According to the letter, workers across the country faced systemic and widespread barriers to PSLF as they responded to an unprecedented public emergency, navigated deep economic recession, and struggled to recover from an unjust economic recovery. Public service workers have been left on the hook for unpaid debts throughout the pandemic. This has caused a psychological and financial shock that continues to this day.

Cardona was asked by the organizations to implement three reforms in order to correct the "systemic failure" that led the program.

All student debt should be eliminated for people who have served in public service for over ten years. Change the eligibility criteria to only consider the length of public service. Credit will be granted for each year. Automate student-debt relief.

Biden pledged to reform PSLF during his campaign. The Education Department is currently involved in the rulemaking process that the organizations reference. This process involves a long process of receiving public comments and debating the reforms in committees. Cardona was urged by the organizations in the letter by the organizations to implement the reform without the rulemaking process and use any authority that he may have under the law to do so.

Insider previously reported that the program is flawed and is affecting public servants who are eligible. On Tuesday, the Student Borrower Protection Center published data that showed over 4,500 teachers were denied loan forgiveness in PSLF due to minor paperwork errors, such as failing to sign the date next their signature. Others were denied because their school was not a public-service employer.

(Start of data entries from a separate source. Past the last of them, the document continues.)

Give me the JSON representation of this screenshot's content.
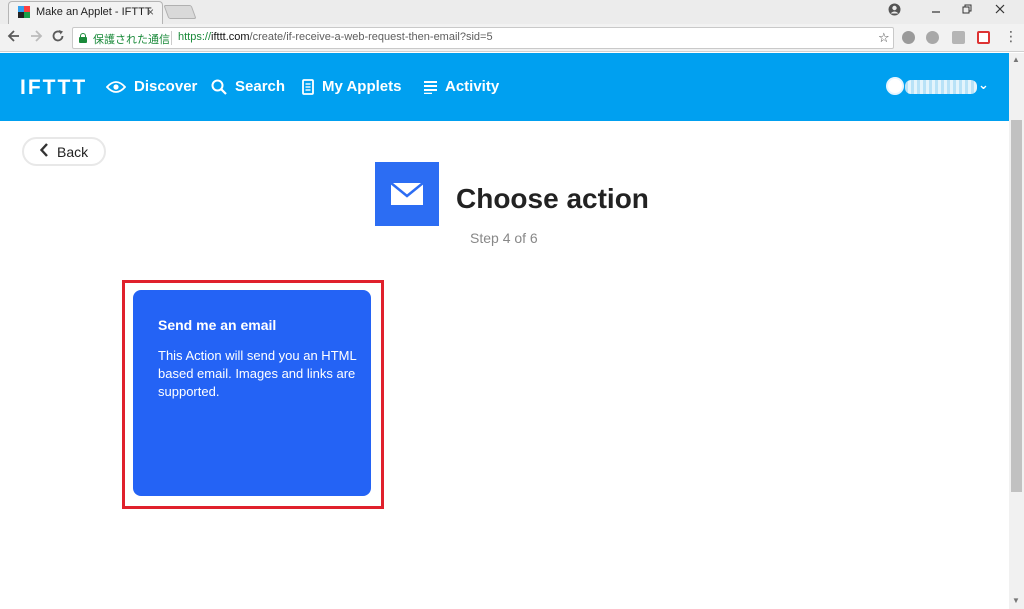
{
  "browser": {
    "tab_title": "Make an Applet - IFTTT",
    "tab_close": "×",
    "secure_label": "保護された通信",
    "url_scheme": "https://",
    "url_host": "ifttt.com",
    "url_path": "/create/if-receive-a-web-request-then-email?sid=5"
  },
  "header": {
    "logo": "IFTTT",
    "nav": [
      {
        "label": "Discover",
        "icon": "eye-icon"
      },
      {
        "label": "Search",
        "icon": "search-icon"
      },
      {
        "label": "My Applets",
        "icon": "document-icon"
      },
      {
        "label": "Activity",
        "icon": "list-icon"
      }
    ]
  },
  "content": {
    "back_label": "Back",
    "title": "Choose action",
    "step": "Step 4 of 6",
    "action_card": {
      "title": "Send me an email",
      "description": "This Action will send you an HTML based email. Images and links are supported."
    }
  },
  "colors": {
    "header_bg": "#00a0f0",
    "card_bg": "#2463f5",
    "service_icon_bg": "#2c6df3",
    "highlight": "#e0202c"
  }
}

Insider reported this month that the program may see minor improvements if it continues on its current course, but will still approve only 20% of borrowers to forgive them by 2026.

Even those who were able to obtain relief through PSLF faced bureaucratic obstacles. Insider spoke with David O'Keefe who was a public servant and was able to get his $20,000 student loan balance wiped out using the program. However, he was incorrectly informed that he was not eligible. He had to do follow-up after following-up to make sure his paperwork was being processed correctly.

O'Keefe stated, "It was always the same thing over and over again." It was very frustrating.